November 23, 2005
Sustained access to the same doctor is more important than a doctor being of the same race in helping older black patients control their high blood pressure, a new study indicates. The same holds true for older whites.The study, conducted by researchers at the University of North Carolina at Chapel Hill and Shaw University in Raleigh, showed that continuity of care was associated with patients’ increased awareness of their hypertension and receiving medications for it, as well as a lower incidence of undetected high blood pressure. Racial conformity between patients and caregivers was not a significant factor.

“We believe these findings are important because, despite progress in hypertension management, African-Americans still are less likely than whites to know that they have the illness, be treated for it and have their blood pressure controlled,” said Dr. Thomas R. Konrad of UNC. “Regular access to a usual care source and sustained affiliation with a physician can improve hypertension management in both older African-American and white patients.”

Photograph of Dr. Lloyd J. Edwards

Photograph of Dr. Lloyd J. Edwards
Photograph of Dr. Anastasia Ivanova

Photograph of Dr. Anastasia Ivanova

A report on the findings appears in the December issue of the American Journal of Public Health. Besides Konrad, authors are Dr. Timothy S. Carey of UNC’s Cecil G. Sheps Center for Health Services Research, Dr. Daniel L. Howard, professor of health policy at Shaw, and Drs. Lloyd J. Edwards and Anastasia Ivanova at the UNC School of Public Health.

Carey, professor of medicine at the UNC School of Medicine, directs the Sheps center, and Konrad is co-director of its program on health professions and primary care. Respectively, Edwards and Ivanova are associate professor and assistant professor, both of biostatistics. At Shaw, Howard directs the Institute for Health, Social and Community Research.

Investigators conducted the study to learn how important continuity of care and doctors being of the same race as their patients were in diagnosing high blood pressure and medication use. Earlier work elsewhere had suggested that racial concordance in health-care settings was important.

They analyzed data from in-home interviews with — and blood pressure readings on — 4,162 North Carolinians aged 65 or older in 1986 and 1987 and during a follow-up of 3,536 survivors in 1990. That project was known as the Piedmont Health Survey of the Elderly.

Researchers also matched the names of doctors that patients mentioned to information physicians completed for licensure to the N.C. Medical Board. Among details extracted was each doctor’s race. How patients fared in terms of blood pressure control and their race were then compared with the race of their doctors.

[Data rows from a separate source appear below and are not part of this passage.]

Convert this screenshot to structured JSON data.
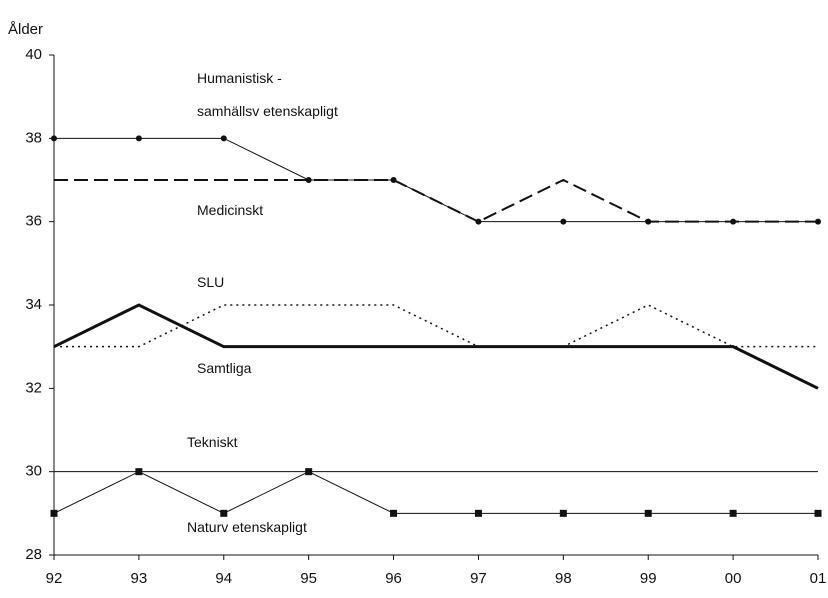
{
  "chart_data": {
    "type": "line",
    "y_label": "Ålder",
    "categories": [
      "92",
      "93",
      "94",
      "95",
      "96",
      "97",
      "98",
      "99",
      "00",
      "01"
    ],
    "ylim": [
      28,
      40
    ],
    "yticks": [
      28,
      30,
      32,
      34,
      36,
      38,
      40
    ],
    "series": [
      {
        "name": "Humanistisk -\nsamhällsv etenskapligt",
        "color": "#111111",
        "style": "solid",
        "width": 1,
        "marker": "circle",
        "values": [
          38,
          38,
          38,
          37,
          37,
          36,
          36,
          36,
          36,
          36
        ]
      },
      {
        "name": "Medicinskt",
        "color": "#111111",
        "style": "dashed",
        "width": 2,
        "marker": "none",
        "values": [
          37,
          37,
          37,
          37,
          37,
          36,
          37,
          36,
          36,
          36
        ]
      },
      {
        "name": "SLU",
        "color": "#111111",
        "style": "dotted",
        "width": 1.5,
        "marker": "none",
        "values": [
          33,
          33,
          34,
          34,
          34,
          33,
          33,
          34,
          33,
          33
        ]
      },
      {
        "name": "Samtliga",
        "color": "#111111",
        "style": "solid",
        "width": 3,
        "marker": "none",
        "values": [
          33,
          34,
          33,
          33,
          33,
          33,
          33,
          33,
          33,
          32
        ]
      },
      {
        "name": "Tekniskt",
        "color": "#111111",
        "style": "solid",
        "width": 1,
        "marker": "none",
        "values": [
          30,
          30,
          30,
          30,
          30,
          30,
          30,
          30,
          30,
          30
        ]
      },
      {
        "name": "Naturv etenskapligt",
        "color": "#111111",
        "style": "solid",
        "width": 1,
        "marker": "square",
        "values": [
          29,
          30,
          29,
          30,
          29,
          29,
          29,
          29,
          29,
          29
        ]
      }
    ]
  }
}
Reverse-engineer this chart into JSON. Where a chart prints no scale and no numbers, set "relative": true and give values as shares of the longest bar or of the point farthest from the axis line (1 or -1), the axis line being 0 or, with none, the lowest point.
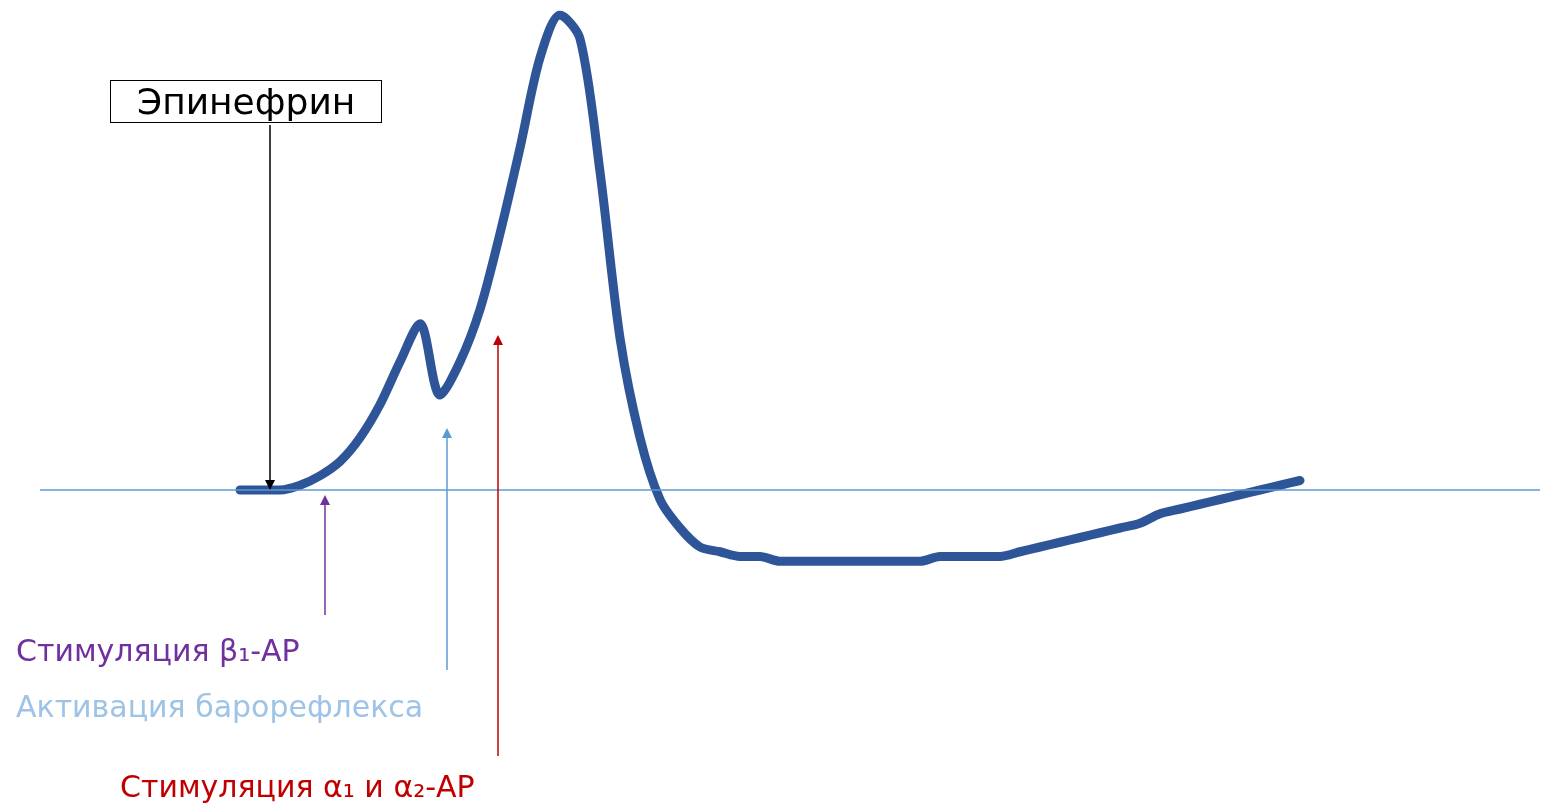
{
  "chart_data": {
    "type": "line",
    "relative": true,
    "grid": false,
    "line_style": "solid",
    "ref_lines": [
      {
        "axis": "y",
        "value": 0,
        "color": "#5b9bd5"
      }
    ],
    "categories": [
      null,
      null,
      null,
      null,
      null,
      null,
      null,
      null,
      null,
      null,
      null,
      null,
      null,
      null,
      null,
      null,
      null,
      null,
      null,
      null,
      null,
      null,
      null,
      null,
      null,
      null,
      null,
      null,
      null,
      null,
      null,
      null,
      null,
      null,
      null,
      null,
      null,
      null,
      null,
      null,
      null,
      null,
      null,
      null,
      null,
      null,
      null,
      null,
      null,
      null,
      null,
      null,
      null,
      null,
      null,
      null,
      null,
      null,
      null,
      null,
      null,
      null,
      null,
      null,
      null,
      null,
      null,
      null,
      null,
      null,
      null,
      null,
      null,
      null,
      null,
      null
    ],
    "series": [
      {
        "color": "#2e5597",
        "values": [
          null,
          null,
          null,
          null,
          null,
          null,
          null,
          null,
          null,
          null,
          0,
          0,
          0,
          0.01,
          0.03,
          0.06,
          0.11,
          0.18,
          0.27,
          0.35,
          0.2,
          0.27,
          0.38,
          0.54,
          0.72,
          0.91,
          1,
          0.95,
          0.67,
          0.32,
          0.11,
          -0.02,
          -0.08,
          -0.12,
          -0.13,
          -0.14,
          -0.14,
          -0.15,
          -0.15,
          -0.15,
          -0.15,
          -0.15,
          -0.15,
          -0.15,
          -0.15,
          -0.14,
          -0.14,
          -0.14,
          -0.14,
          -0.13,
          -0.12,
          -0.11,
          -0.1,
          -0.09,
          -0.08,
          -0.07,
          -0.05,
          -0.04,
          -0.03,
          -0.02,
          -0.01,
          0,
          0.01,
          0.02,
          null,
          null,
          null,
          null,
          null,
          null,
          null,
          null,
          null,
          null,
          null,
          null
        ]
      }
    ],
    "annotations": [
      "Эпинефрин",
      "Стимуляция β₁-АР",
      "Активация барорефлекса",
      "Стимуляция α₁ и α₂-АР"
    ]
  }
}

“Those who lacked or had switched physicians received fewer hypertension diagnoses and, if diagnosed, took fewer medications compared with those keeping the same physician,” Konrad said. “Rates of detection of high blood pressure in people changing doctors tended to be midway between those without doctors and those keeping the same one.”

Information about physicians came from the North Carolina Health Professions Data System.

Support for the analyses came from the Agency for Health Care Research and Quality’s Center of Excellence on Overcoming Racial Health Disparities at the Sheps center. Further support came from the National Center on Minority Health and Health Disparities.

Patient data collection was sponsored by the National Institute on Aging through the Duke University Center for Aging and Human Development.